To rephrase what Haelfix and Vanadium have been saying, there are no such "analysis tools" that can be applied out-of-the-box. Hundreds of scientists have already devoted years of their lives to performing LHC analyses, and will be devoting years more in the decades to come. There is no way an outsider can even begin to make sense of the data independently, even if it is "semi-processed" as Xymox suggested. Haelfix said it best:
Haelfix said:
There is literally zero chance that an amateur can spot something in the LHC data that the pros would miss.

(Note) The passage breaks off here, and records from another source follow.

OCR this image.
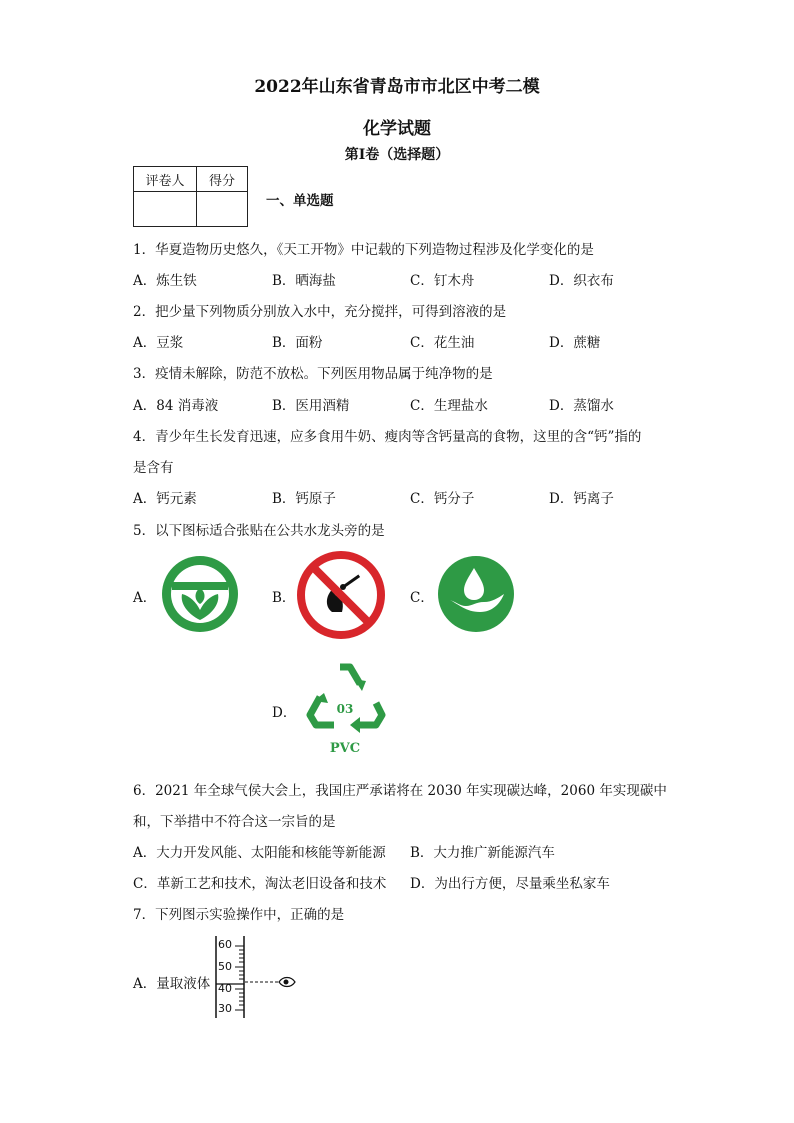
2022年山东省青岛市市北区中考二模
化学试题
第I卷（选择题）
评卷人	得分

一、单选题
1．华夏造物历史悠久，《天工开物》中记载的下列造物过程涉及化学变化的是
A．炼生铁	B．晒海盐	C．钉木舟	D．织衣布
2．把少量下列物质分别放入水中，充分搅拌，可得到溶液的是
A．豆浆	B．面粉	C．花生油	D．蔗糖
3．疫情未解除，防范不放松。下列医用物品属于纯净物的是
A．84 消毒液	B．医用酒精	C．生理盐水	D．蒸馏水
4．青少年生长发育迅速，应多食用牛奶、瘦肉等含钙量高的食物，这里的含“钙”指的
是含有
A．钙元素	B．钙原子	C．钙分子	D．钙离子
5．以下图标适合张贴在公共水龙头旁的是
A．	B．	C．
D．	03
PVC
6．2021 年全球气侯大会上，我国庄严承诺将在 2030 年实现碳达峰，2060 年实现碳中
和，下举措中不符合这一宗旨的是
A．大力开发风能、太阳能和核能等新能源 B．大力推广新能源汽车
C．革新工艺和技术，淘汰老旧设备和技术 D．为出行方便，尽量乘坐私家车
7．下列图示实验操作中，正确的是
A．量取液体
60
50
40
30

Something that I think should be emphasized more than it has been so far is that the LHC experimental collaborations are not monolithic entities. I think this is being overlooked in comments like:

Xymox said:
So I think having more people from outside the box look at LHC science might well have advantages.
Xymox said:
You know... maybe just like they need a million computer CPUs all working on the collision data to detect interesting events.. Maybe they need millions of people looking at the data to find interesting events as well...

...

Maybe the LHC should become completely open in order to have better quality results quicker :) Maybe having just a small group of people working on the science is not the best idea.

The collaborations are not "small groups of people", but include hordes of (often fiercely competing) scientists spanning the range from "conservatives" to iconoclasts, each promoting their favored searches and analyses. They're not going to overlook anything that anybody else could discover.
 
  • #39
wow... i had never before acknowledged this fierce side of physicists. :approve: i like it.